Although we aimed to measure the emittance, I realized we could apply MENT-Flow to the same data to estimate the 4D phase space density. During my PhD, I tried to do this using the image of the beam on the target, but the image ended up being too noisy, so I gave up. The wirescanner measurements are more reliable, but it’s unclear if the 1D projections in the RTBT provide enough information to constrain the 4D distribution. That’s the perfect time to use entropy maximization! (Actually, MaxEnt is always the right choice, but it’s most important when data is scarce.)

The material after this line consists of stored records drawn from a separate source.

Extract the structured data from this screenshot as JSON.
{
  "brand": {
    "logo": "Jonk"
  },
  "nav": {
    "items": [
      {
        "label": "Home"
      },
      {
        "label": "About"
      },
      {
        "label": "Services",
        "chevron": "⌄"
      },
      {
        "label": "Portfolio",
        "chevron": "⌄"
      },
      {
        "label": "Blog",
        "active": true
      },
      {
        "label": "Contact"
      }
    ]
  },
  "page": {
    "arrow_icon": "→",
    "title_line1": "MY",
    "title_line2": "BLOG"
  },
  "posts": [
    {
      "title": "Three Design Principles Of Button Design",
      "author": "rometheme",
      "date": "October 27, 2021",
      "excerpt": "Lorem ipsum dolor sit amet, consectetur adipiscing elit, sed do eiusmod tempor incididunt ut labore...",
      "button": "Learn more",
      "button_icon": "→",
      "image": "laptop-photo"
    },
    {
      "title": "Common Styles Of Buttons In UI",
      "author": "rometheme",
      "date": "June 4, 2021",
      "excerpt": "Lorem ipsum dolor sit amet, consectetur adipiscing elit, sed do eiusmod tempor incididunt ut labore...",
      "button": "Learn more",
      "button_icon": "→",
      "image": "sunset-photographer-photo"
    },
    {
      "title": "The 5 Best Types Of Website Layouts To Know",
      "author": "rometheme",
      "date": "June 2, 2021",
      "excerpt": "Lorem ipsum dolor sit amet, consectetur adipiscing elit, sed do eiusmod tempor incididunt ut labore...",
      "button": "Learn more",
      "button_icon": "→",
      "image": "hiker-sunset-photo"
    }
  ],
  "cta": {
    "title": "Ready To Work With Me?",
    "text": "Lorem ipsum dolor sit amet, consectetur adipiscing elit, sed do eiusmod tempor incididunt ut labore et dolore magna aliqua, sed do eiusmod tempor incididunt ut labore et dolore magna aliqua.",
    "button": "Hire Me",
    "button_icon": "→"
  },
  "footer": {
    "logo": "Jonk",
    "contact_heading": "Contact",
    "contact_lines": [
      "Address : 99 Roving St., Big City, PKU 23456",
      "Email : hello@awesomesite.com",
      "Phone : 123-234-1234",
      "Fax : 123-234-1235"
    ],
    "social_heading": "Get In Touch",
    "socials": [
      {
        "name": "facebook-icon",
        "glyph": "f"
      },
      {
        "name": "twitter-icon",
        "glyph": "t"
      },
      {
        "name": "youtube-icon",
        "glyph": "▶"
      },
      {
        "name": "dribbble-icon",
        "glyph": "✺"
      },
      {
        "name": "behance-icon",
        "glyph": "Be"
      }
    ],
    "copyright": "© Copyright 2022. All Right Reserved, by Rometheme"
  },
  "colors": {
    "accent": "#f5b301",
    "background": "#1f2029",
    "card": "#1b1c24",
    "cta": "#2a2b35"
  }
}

We assumed the accelerator lattice could be described by linear focusing elements and, hence, linear transfer matrices connecting the reconstruction to the diagnostics, so it was straightforward to implement a differentiable accelerator model. I then ran MENT-Flow using a Gaussian prior based on the measured covariance matrix. Here’s the reconstruction result:
The fits aren’t perfect. After extensive testing with known ground-truth distributions, I’m confident that MENT-Flow should be able to fit the distribution to this measurement set and that the result should be close to the true distribution. However, there could be errors in our beam dynamics model or measurements. It’s unclear how to determine the problem.
The fits aren’t perfect, but they’re still pretty good! There are only a few bad apples. The overall good fit, combined with the entropic regularization, makes me confident that the primary features in the distribution are real. We observed two things. First, there are clear cross-plane dependencies in the reconstructed distribution. The correlations are not nearly as strong as we intended, but their presence tells us we’re moving in the right direction. Second, the beam density is not purely Gaussian; the data have pulled the reconstruction toward something more uniform. A uniform beam density is also a goal of the eigenpainting method. Although the beam density is not as uniform as we’d like it to be, it’s again encouraging that we’re moving in the right direction.
I’m using simulations to understand how space charge and other effects degrade the beam quality during injection, blurring these correlations by the time we measure the beam. From my studies thus far, I think it’s very likely that strong space charge effects—amplified by the low 0.8 GeV beam energy and small beam size—significantly impacted the beam dynamics. 4D phase space tomography gives us a more powerful comparison to simulations and visually striking communication of our results.